Liquefied natural gas (LNG) is a growing part of the market, but LNG supply and price are dependent on international events, Harvey said.

“The United States enjoyed record LNG deliveries during the first part of 2007. Through mid-October 2007 U.S. LNG sendout averaged 2.5 Bcf a day, up 15% from the same period in 2006,” he said. Weather conditions in Europe, new supplies from the Middle East and the July shutdown of a major Japanese nuclear plant following an earthquake all affected U.S. LNG prices and sendout levels.

“LNG will be available when U.S. prices are relatively high — basically, times of more stress in energy markets here than abroad. Consequently, expanding LNG capacity serves as a sort of insurance policy, not used much when times are good but very helpful when times are bad. That leads to the apparent dichotomy that not using the new capacity will signal a better domestic supply demand balance than using it will.”

The best way to assess the net effects of supply and demand factors on U.S. natural gas markets is to look at storage inventories, Harvey said.

“At this point the United States appears to be heading toward another near-record level of storage. In April, at the beginning of the injection season, inventories were below last year’s level. Early in the summer inventories grew in comparison to last year, surpassing last year’s level in July.

“Basically, we expect to see full storage this year. And effectively, full storage goes a long way towards protecting the country from disruptions and price spikes associated with tight supply demand balances in the winter.”

Continued investment in infrastructure is the best way to avoid price volatility that produces extremes like the recent 1-cent deal reported in the Rockies on a day when Henry Hub prices averaged $6.23/MMBtu (see Daily GPI, Sept. 17).

“The difference in prices nationally and in the Rockies is further evidence of the extreme price volatility that can result from constraints on the interstate pipeline system,” Harvey said. “Producers have been producing effectively as much as can be used in or delivered from the Rockies since early 2007. When there simply isn’t anywhere else to take the gas, prices will respond, even to extremes.

“The dichotomy is that gas prices across the rest of the country remain high and are driven down only where the supply is bottled up. The fix for this type of price volatility is infrastructure.

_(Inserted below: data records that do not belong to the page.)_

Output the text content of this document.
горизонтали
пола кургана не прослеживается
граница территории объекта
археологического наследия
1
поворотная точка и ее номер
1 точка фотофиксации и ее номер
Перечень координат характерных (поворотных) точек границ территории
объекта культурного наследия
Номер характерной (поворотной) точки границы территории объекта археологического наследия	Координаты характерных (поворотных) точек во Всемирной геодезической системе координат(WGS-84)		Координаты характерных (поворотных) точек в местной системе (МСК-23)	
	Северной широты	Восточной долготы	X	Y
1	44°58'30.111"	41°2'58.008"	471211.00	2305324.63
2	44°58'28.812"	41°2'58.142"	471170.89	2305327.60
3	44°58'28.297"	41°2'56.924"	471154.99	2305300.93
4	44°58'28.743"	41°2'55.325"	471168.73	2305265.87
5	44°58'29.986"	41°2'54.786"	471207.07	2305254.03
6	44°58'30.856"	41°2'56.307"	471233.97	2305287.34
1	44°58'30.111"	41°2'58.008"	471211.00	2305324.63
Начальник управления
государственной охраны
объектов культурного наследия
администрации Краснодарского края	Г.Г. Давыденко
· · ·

Forward markets are reflecting the expectation that, with its expected early 2008 completion, phase II of the Rockies Express pipeline will reduce the difference between Rockies prices and those to the east and west…the average difference between the Henry Hub and Colorado Interstate Gas Pipeline Pricing Point (CIG) is expected to narrow somewhat with the capacity addition, though not disappear.”

The opening of several new major infrastructure projects — including the Independence Trail and Rockies Express Phase II pipelines and the Northeast Gateway, Freeport and Sabine Pass LNG terminals — are likely to change U.S. gas market dynamics late this winter, Harvey said.

“In the Gulf of Mexico, new LNG terminals at Sabine Pass and Freeport will add 4.1 Bcf/d of new sendout capacity to an area well interconnected with existing pipelines. Still, depending on the vagaries of the international LNG market, those terminals may attract few cargoes this winter, or they may temporarily overwhelm the existing pipeline network,” he said. “In the unhappy event that U.S. gas prices become relatively high in international terms, heavy deliveries into the area could overload the system for some periods, depressing prices locally at the index points identified on the map. In the short term, local supply-oriented prices could get quite low, though I hope not the one penny that we saw in the Rockies under similar circumstances. Such prices could reduce drilling. In the long term, low and volatile supply area prices would be a strong incentive to develop further pipeline infrastructure along the Gulf Coast.”

But winter weather conditions could have the greatest effect on markets in coming months. The National Oceanographic and Atmospheric Administration (NOAA) has forecast above-average temperatures across most of the country this winter, with the possibility of a La Nina event, which in previous years has been found to disrupt natural weather patterns.

“Ultimately, the performance of natural gas markets next winter will be driven by weather,” Harvey said. While weather forecasting into the next season “is notoriously difficult,” a relatively calm winter like the one forecast by NOAA could leave gas prices “stable, or even [exert] some downward pressure.”